Species response curves describe the change in species abundance or probability of occurrence along an environmental gradient and can be useful tools for understanding the consequences of environmental change. I compare species (taxa) response curves to electrical conductivity derived by two multivariate methods—one based on a principal coordinates analysis (the “classical” method) and the other on latent variable models (the “contemporary” method)—from long-term (33-years) of aquatic macroinvertebrate and water quality data collected at six sites along 2200 km of the Murray River, Australia. In both cases the models included other environmental variables, and the response curves to electrical conductivity were adjusted for these covariates. The response curves were very similar by the two methods, but the contemporary method has many advantages.
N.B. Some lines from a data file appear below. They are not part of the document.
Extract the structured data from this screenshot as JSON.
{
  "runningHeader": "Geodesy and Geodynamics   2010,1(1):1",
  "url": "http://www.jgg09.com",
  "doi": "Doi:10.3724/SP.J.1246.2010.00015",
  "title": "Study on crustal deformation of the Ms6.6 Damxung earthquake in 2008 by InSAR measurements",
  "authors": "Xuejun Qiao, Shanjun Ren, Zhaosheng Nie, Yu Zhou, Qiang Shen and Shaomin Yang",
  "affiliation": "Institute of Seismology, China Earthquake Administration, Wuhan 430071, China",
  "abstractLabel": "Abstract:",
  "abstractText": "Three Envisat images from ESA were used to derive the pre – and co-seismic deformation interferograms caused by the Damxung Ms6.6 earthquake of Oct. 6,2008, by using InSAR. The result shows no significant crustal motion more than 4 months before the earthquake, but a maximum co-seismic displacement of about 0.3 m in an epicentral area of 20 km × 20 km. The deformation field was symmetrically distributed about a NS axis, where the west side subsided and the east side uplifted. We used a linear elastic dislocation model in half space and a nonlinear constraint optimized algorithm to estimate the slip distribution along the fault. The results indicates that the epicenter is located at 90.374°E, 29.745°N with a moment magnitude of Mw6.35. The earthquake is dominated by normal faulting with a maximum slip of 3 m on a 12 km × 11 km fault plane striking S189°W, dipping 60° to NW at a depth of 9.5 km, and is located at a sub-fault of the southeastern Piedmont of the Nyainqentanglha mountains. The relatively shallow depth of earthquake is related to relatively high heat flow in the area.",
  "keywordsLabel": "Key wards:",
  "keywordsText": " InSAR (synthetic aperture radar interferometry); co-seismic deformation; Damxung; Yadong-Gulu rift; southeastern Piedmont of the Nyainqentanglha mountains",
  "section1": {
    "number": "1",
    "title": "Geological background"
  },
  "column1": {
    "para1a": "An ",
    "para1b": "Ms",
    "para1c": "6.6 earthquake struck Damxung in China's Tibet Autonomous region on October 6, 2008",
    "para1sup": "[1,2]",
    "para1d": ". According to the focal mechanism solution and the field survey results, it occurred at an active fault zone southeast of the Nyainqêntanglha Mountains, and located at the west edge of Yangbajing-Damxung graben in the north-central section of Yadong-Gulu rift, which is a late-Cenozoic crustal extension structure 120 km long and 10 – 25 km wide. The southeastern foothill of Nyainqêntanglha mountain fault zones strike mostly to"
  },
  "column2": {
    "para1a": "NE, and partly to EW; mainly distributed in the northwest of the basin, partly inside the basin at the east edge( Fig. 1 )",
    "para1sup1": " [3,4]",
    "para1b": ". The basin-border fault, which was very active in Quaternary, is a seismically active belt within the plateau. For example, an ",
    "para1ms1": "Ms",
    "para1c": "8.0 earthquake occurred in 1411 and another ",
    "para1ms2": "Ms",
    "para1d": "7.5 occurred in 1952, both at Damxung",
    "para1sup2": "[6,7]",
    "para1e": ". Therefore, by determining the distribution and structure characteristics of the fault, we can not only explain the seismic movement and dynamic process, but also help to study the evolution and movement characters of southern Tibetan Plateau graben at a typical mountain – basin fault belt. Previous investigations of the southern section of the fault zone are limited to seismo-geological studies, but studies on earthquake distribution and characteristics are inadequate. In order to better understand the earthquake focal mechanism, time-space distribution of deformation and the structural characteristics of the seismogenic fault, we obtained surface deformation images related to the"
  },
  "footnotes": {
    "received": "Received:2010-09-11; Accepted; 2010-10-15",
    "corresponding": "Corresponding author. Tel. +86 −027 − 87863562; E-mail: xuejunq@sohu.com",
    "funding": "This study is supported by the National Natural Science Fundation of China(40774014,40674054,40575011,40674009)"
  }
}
Unlike the classical method, the contemporary method explicitly accounts for the statistical properties of the data, and in particular the mean-variance relationship, thus enabling valid inference, and it provides interval estimates for the parameters of the model, allowing inferences to be drawn regarding the statistical significance of an individual taxon's relationship with electrical conductivity. For the data set used here with 104 taxa and 269 samples, the classical method, with 999 permutations to compute percentile confidence bands, took 12 min to execute on a laptop running a 2.8 GHz i7-7600U dual core CPU with 16 GB RAM, whereas the contemporary method (using the gllvm R package) took 6 min.